The reforms were proposed to answer common complaints pointing to the fact that while the current version of the law allows citizens to bring lawsuits against the government, problems in getting cases on the court docket, getting judges to actually hold hearings on the cases, getting authorities to enforce court ruling and local government interference in the cases have all made filing suits nearly useless.

Alternatively, citizens have turned to the more traditional “petition system.” Under the petition system, rather than using the courts to solve disputes with the government, citizens will travel to petition bureaus to present their cases in hopes that the bureaus will have more authority to grant the relief they seek. According to the proposed draft, the amendments will seek to close loopholes in the law that allow courts and officials to deny in practice what is required on the books.

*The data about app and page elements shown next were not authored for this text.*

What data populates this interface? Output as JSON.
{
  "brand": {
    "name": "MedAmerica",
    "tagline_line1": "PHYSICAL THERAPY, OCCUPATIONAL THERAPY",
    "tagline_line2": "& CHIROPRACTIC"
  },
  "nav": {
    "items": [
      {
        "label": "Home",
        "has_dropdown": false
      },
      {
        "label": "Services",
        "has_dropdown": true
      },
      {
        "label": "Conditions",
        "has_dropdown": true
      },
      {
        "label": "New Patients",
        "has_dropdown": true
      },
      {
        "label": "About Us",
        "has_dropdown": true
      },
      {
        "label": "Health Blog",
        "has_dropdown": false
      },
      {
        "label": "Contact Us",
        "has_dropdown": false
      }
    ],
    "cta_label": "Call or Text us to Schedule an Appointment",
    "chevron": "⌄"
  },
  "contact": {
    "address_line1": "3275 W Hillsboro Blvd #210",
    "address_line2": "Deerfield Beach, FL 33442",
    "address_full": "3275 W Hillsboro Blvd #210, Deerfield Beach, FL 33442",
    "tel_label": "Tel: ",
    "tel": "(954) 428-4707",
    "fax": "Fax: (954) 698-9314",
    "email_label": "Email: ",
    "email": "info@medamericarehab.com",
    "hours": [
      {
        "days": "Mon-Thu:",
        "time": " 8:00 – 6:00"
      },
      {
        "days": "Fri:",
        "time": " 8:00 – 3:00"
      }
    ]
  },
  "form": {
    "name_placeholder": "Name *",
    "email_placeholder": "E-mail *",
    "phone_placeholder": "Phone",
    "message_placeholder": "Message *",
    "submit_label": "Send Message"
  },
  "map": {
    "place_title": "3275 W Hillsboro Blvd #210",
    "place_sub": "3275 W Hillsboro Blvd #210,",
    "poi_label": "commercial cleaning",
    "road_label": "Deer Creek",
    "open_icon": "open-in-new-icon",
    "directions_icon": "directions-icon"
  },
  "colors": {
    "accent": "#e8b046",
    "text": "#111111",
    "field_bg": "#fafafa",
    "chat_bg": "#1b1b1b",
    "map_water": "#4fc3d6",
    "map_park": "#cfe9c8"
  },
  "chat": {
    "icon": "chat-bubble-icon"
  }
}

Specific amendments include requiring courts to hear citizen lawsuits against the government, require that government defendants be available for cases against them, forbid government authorities from interfering or obstructing courts from hearing lawsuits against them, and emphasizing that one of the court’s duty is to make sure that citizens’ right to bring a lawsuit against the government is protected.

Amendments also seek to expand the subject matter jurisdiction of the cases that citizens can bring against authorities to include cases involving the unlawful collection of property, unfair apportioning of fees, illegal fundraising, the infringement of rural management and contract, as well as cases concerning the rights of citizens to own or use forests, mineral reserves, mountains and water.